Shame and humiliation are overwhelming feelings for many of us. They can take over in a flash. Panic may wash over you and you "can't think straight."
But if you can gain some perspective, you may realize that the situation only warrants feeling embarrassed, not ashamed. It doesn't call for any more than that. Remind yourself that shame and embarrassment are not the same feeling. Learn to recognize the difference and try to keep them separate. Try repeating to yourself, "I'm only feeling embarrassment here, not shame. Just because I'm embarrassed doesn't meant I'm ashamed."
"My partner's family is always intruding on our privacy, and demanding lots of time and attention. What can we do about it without offending them?"
First of all, it helps to realize that this problem is related to two of the issues discussed above: personal boundaries and style differences.
Personal boundaries include respect for privacy and personal space and individuality. It means "staying connected but not infected" by over-closeness. If family members "drop in" without calling, being direct about your request that they contact you first (no voice mails) before they come over unannounced. And be consistent-hopefully, you can re-train them!

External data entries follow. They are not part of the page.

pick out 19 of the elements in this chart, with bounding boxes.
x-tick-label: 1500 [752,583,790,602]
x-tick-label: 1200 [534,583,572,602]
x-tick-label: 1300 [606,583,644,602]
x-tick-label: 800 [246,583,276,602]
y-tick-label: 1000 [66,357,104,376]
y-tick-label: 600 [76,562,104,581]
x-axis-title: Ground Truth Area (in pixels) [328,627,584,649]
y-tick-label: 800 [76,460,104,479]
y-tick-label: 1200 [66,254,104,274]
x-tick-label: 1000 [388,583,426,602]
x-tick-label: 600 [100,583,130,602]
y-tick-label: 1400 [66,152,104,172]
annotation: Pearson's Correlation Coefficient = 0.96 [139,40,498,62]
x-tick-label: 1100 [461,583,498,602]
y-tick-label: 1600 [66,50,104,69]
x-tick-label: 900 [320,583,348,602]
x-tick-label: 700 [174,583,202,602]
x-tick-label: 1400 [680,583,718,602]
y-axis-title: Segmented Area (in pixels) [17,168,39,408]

Style differences are often cultural in some way (see the previous question) Even if you happen to be from the same cultural or ethnic background, you didn't grow up in the same family, so you probably do things differently.
However, different cultural backgrounds often have different (usually unspoken) "rules" regarding obligations and loyalty. In some families grown children are expected to move away, even across the country. In others, it is considered a betrayal of sorts if they even move across town.
"I spend a lot of time in front of the computer. My partner gets angry and says it is hurting our relationship."
There are dozens of distractions to intimacy in relationships -filling up space, leaving little room for closeness and connection. For example, resentments, jealousy, anxiety and stress, working long hours, overeating, overdrinking, overspending, gambling. Many of these are addiction to adrenaline, and this includes cyberspace.
Indeed, many of us have a personal relationship with the computer, giving over so much time, space, and energy to it. This is especially true when time spent in cyberspace includes cybersex and cyberaffairs-surely distractions from real-life relationships.